LIGA could have gone another route and given owners with open claims the equivalent of an IOU. They did so in 1993 after the bankruptcy of Champion Insurance Co. and a series of auto insurers.

Wells said LIGA officials at the time were paying consumers 30% of their claim and promising to provide the rest once the money was collected from future bonds and assessments. Wells said issuing bonds is a better option “rather than keeping owners waiting for the next five years.”

Still waiting at Kenner

After Katrina, Dietrich’s Kenner house had to be gutted to the ceilings. Still, he and his wife said they were back in the house in June the following year.

In contrast, it’s been a full year since Ida ripped off parts of their roof, letting in “just enough” water to replace the soil. The mold appeared quickly.

Americas Insurance Co. wrote Dietrich a check for $43,000 which allowed him to replace the roof, but the interior damage remained. Dietrich said he needed more money to complete the repairs.

Since the state took over the company last December, its fortunes have changed little. Several adjusters requested the same information. For Dietrich, this looks like a stall tactic.

“It looks like LIGA is trying to pay as little as possible,” Dietrich said. “It seems their game plan… is to delay and deny claims.”

He was more optimistic at first, especially after reading on the Department of Insurance website that LIGA was able to pay up to $500,000 per claim. He thought, What’s $40,000 more than that?

But it’s been a fight with the fitters on multiple fronts, he said. After the storm, he and his wife rented a house owned by her mother and struggled to get reimbursement for living expenses while their house awaits repairs.

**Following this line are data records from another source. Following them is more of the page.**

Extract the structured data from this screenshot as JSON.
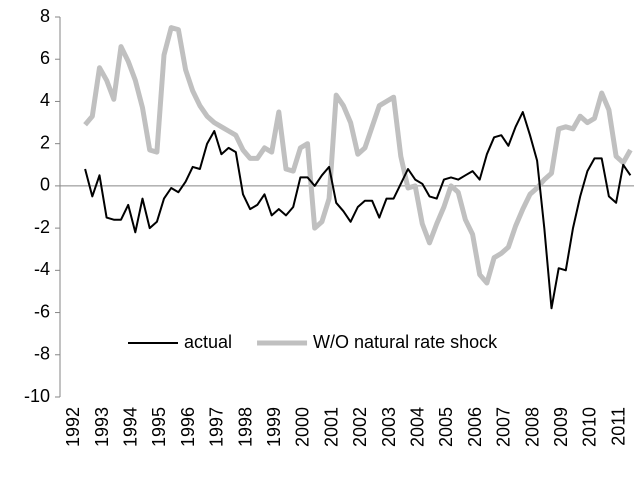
{
  "chart_data": {
    "type": "line",
    "categories": [
      "1992",
      null,
      null,
      null,
      "1993",
      null,
      null,
      null,
      "1994",
      null,
      null,
      null,
      "1995",
      null,
      null,
      null,
      "1996",
      null,
      null,
      null,
      "1997",
      null,
      null,
      null,
      "1998",
      null,
      null,
      null,
      "1999",
      null,
      null,
      null,
      "2000",
      null,
      null,
      null,
      "2001",
      null,
      null,
      null,
      "2002",
      null,
      null,
      null,
      "2003",
      null,
      null,
      null,
      "2004",
      null,
      null,
      null,
      "2005",
      null,
      null,
      null,
      "2006",
      null,
      null,
      null,
      "2007",
      null,
      null,
      null,
      "2008",
      null,
      null,
      null,
      "2009",
      null,
      null,
      null,
      "2010",
      null,
      null,
      null,
      "2011",
      null,
      null,
      null
    ],
    "series": [
      {
        "name": "actual",
        "color": "#000000",
        "width": 2,
        "values": [
          null,
          null,
          null,
          0.8,
          -0.5,
          0.5,
          -1.5,
          -1.6,
          -1.6,
          -0.9,
          -2.2,
          -0.6,
          -2.0,
          -1.7,
          -0.6,
          -0.1,
          -0.3,
          0.2,
          0.9,
          0.8,
          2.0,
          2.6,
          1.5,
          1.8,
          1.6,
          -0.4,
          -1.1,
          -0.9,
          -0.4,
          -1.4,
          -1.1,
          -1.4,
          -1.0,
          0.4,
          0.4,
          0.0,
          0.5,
          0.9,
          -0.8,
          -1.2,
          -1.7,
          -1.0,
          -0.7,
          -0.7,
          -1.5,
          -0.6,
          -0.6,
          0.1,
          0.8,
          0.3,
          0.1,
          -0.5,
          -0.6,
          0.3,
          0.4,
          0.3,
          0.5,
          0.7,
          0.3,
          1.5,
          2.3,
          2.4,
          1.9,
          2.8,
          3.5,
          2.4,
          1.2,
          -2.0,
          -5.8,
          -3.9,
          -4.0,
          -2.0,
          -0.5,
          0.7,
          1.3,
          1.3,
          -0.5,
          -0.8,
          1.0,
          0.5
        ]
      },
      {
        "name": "W/O natural rate shock",
        "color": "#c0c0c0",
        "width": 5,
        "values": [
          null,
          null,
          null,
          2.9,
          3.3,
          5.6,
          5.0,
          4.1,
          6.6,
          5.9,
          5.0,
          3.7,
          1.7,
          1.6,
          6.2,
          7.5,
          7.4,
          5.5,
          4.5,
          3.8,
          3.3,
          3.0,
          2.8,
          2.6,
          2.4,
          1.7,
          1.3,
          1.3,
          1.8,
          1.6,
          3.5,
          0.8,
          0.7,
          1.8,
          2.0,
          -2.0,
          -1.7,
          -0.6,
          4.3,
          3.8,
          3.0,
          1.5,
          1.8,
          2.8,
          3.8,
          4.0,
          4.2,
          1.4,
          -0.1,
          0.0,
          -1.8,
          -2.7,
          -1.8,
          -1.0,
          0.0,
          -0.3,
          -1.6,
          -2.3,
          -4.2,
          -4.6,
          -3.4,
          -3.2,
          -2.9,
          -1.9,
          -1.1,
          -0.4,
          -0.1,
          0.3,
          0.6,
          2.7,
          2.8,
          2.7,
          3.3,
          3.0,
          3.2,
          4.4,
          3.6,
          1.4,
          1.1,
          1.7
        ]
      }
    ],
    "ylim": [
      -10,
      8
    ],
    "yticks": [
      -10,
      -8,
      -6,
      -4,
      -2,
      0,
      2,
      4,
      6,
      8
    ],
    "grid": false,
    "legend": "lower center"
  }
}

They sent a copy of the lease and receipts for each month, he said. But experts wanted more proof of payment, like bank statements and checks. Today, Dietrich regularly thinks about hiring a lawyer, especially after capturing excerpts from their radio commercials.

“This is the second time we’ve had to rebuild this house in the past 20 years, and I’m not getting any younger,” said Dietrich, 67. “Something has to change the way they do things.”

More insolvencies on the way?

Insurance regulators and LIGA officials dread the idea that there could be more business bankruptcies in the near future – for example, if Louisiana experiences another busy hurricane season. And what form would the state’s response then take?

The underlying reasons for each of the insolvencies to date remain somewhat elusive.

“Before Hurricane Ida, we had never had a hurricane-induced insolvency,” said LIGA chief Wells. “There’s so much that goes into the management of insurance companies, there’s so much that goes into their regulation, that it’s just hard to put your finger on a single thing that caused this. “

Wells offered his own educated guess: that several carriers were trying to underprice their policies to be competitive and were also underfunding their reinsurance — essentially, insurance for insurance companies. It’s a risky approach that cost them “the ultimate price, getting shut down.”

Insurance Commissioner Jim Donelon agreed that the seven companies had not purchased enough reinsurance. Reinsurance allows them to spread the risk of underwriting in disaster-prone areas among different companies abroad.

Small insurance companies, in particular, must purchase sufficient cover or risk quickly running out of cash and assets needed to pay claims after a disaster. So insurance regulators in every state constantly monitor them to make sure they’re compliant — and to avoid sudden failure.

In a recent interview, Donelon said he wasn’t losing sleep over the possibility of more failures.

“I don’t think there are any on the horizon,” he said. Donelon said LDI identified 15 struggling businesses after Hurricane Laura, and the seven that failed were all on the department’s list. “The others are ready to go.”